Попытавшись встать, я понял что не могу это сделать, что-то мешало. Покряхтев немного и поёрзав, я пришёл к выводу что способен только переворачиваться с боку на бок, но встать или даже сесть не имею возможности. Удивление сменилось волной страха от такой внезапной беспомощности... Я что, парализован? Какой ужас! И я заплакал. Так горько и так просто, как будто я был абсолютно безвластен над своими эмоциями. И чем больше я рыдал, тем сильнее мне этого хотелось. Мне хотелось плакать и кричать так громко, как только это возможно. Кричать так, чтобы это услышали как можно больше людей. И я орал во всю глотку. Без слов, просто издавая истошные горькие вопли. Тело задёргалось от судорог, слёзы заполнили глаза и от натуги я даже сильно вспотел. Настолько сильно, что стал ощущать что уже лежу в луже из собственного пота. От этого стало ещё страшнее и неприятней, я принялся извиваться как беспомощный червь, пытаясь выбраться из плена влажной простыни.
Сперва я не заметил что она стоит рядом, я даже не слышал её голоса. Но вот, она принялась гладить моё лицо своей мягкой тёплой ладонью, повторяя тихим приятным голосом: «Тише, тише родной... Ну чего ты расплакался? Плохой сон? Да ты же мой маленький, мой зайчик. Я рядом. Всё хорошо, ч-ш-ш-ш... Не плачь, всё нормально...»
Я попытался остановить рыдания, но сильные спазмы заставляли непроизвольно всхлипывать и дёргаться. Глаза по-прежнему заливало слезами, поэтому я всё ещё не мог разглядеть приблизившегося вплотную лица, однако я отчётливо почувствовал её запах: знакомый, родной, успокаивающий и уносящий мою внезапную печаль. Она наклонилась ещё ниже и стала целовать мои щёки, глаза, мокрый нос, руки. От этого становилось так хорошо, так радостно, что я тут же принялся довольно хрюкать, как поросёнок, которому чешут пузо. Меня всё ещё передёргивало, но уже от внезапной радости. Я даже подумал что нахожусь под действием какого-то наркотика, во всяком случае это хоть как-то могло объяснить мой паралич и внезапную смену настроения.

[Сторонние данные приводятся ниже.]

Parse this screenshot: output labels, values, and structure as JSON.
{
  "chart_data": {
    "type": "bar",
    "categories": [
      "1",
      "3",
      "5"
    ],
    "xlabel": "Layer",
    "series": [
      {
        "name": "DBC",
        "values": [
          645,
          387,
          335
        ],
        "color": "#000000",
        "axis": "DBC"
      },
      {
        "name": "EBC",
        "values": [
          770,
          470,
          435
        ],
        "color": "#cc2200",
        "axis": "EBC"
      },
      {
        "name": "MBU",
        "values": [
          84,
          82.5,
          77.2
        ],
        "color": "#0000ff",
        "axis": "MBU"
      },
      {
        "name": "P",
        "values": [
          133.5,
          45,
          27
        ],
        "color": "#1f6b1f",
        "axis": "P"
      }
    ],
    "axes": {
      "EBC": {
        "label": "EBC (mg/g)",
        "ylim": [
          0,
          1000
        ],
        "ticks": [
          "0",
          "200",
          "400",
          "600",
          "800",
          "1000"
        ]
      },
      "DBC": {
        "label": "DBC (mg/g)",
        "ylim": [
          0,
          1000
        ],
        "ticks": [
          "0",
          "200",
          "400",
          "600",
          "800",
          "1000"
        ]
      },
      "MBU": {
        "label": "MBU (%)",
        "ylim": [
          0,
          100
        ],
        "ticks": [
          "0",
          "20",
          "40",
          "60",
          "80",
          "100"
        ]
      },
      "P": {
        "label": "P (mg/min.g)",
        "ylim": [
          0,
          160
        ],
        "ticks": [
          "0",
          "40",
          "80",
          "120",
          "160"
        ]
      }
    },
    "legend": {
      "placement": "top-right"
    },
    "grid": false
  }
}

Она смеялась в ответ, а затем вытерла мои слёзы и я увидел её лицо — красивое лицо молодой женщины, искренне улыбавшейся мне. Это лицо я никогда не спутаю ни с одним из других женских лиц. Лицо моей матери. Я так обрадовался, что закричал: «Мама! Мамочка! Родная моя!», но вместо этого из глотки вырвалось какое-то нечленораздельное мычание. Я досадливо удивился этому и снова попытался назвать её, повторив череду неразборчивых звуков. Меж тем, она всё же как-то поняла меня и ответила: « Да, это мама! Мама рядом, сынок! Всё хорошо, сыночка! Всё хорошо, родной!»
С какой-то удивительной лёгкостью и проворством, при этом крайне нежно, она подняла меня с кровати и прижала к своей тёплой, мягкой груди. Всем своим телом я прильнул к ней, ощущая мерный стук её сердца. Через мгновение мой собственный ритм синхронизировался с этим стуком и не было на свете лучшего звука чем этот, никакая музыка не могла бы сравниться с ним по тому эйфорическому эффекту, который он производил: меня словно окатило тёплой, мягкой волной и укутало самым нежным одеялом. Я почувствовал себя под невероятно могущественной защитой. Мама ласково целовала моё лицо, а я улыбался ей и засыпал.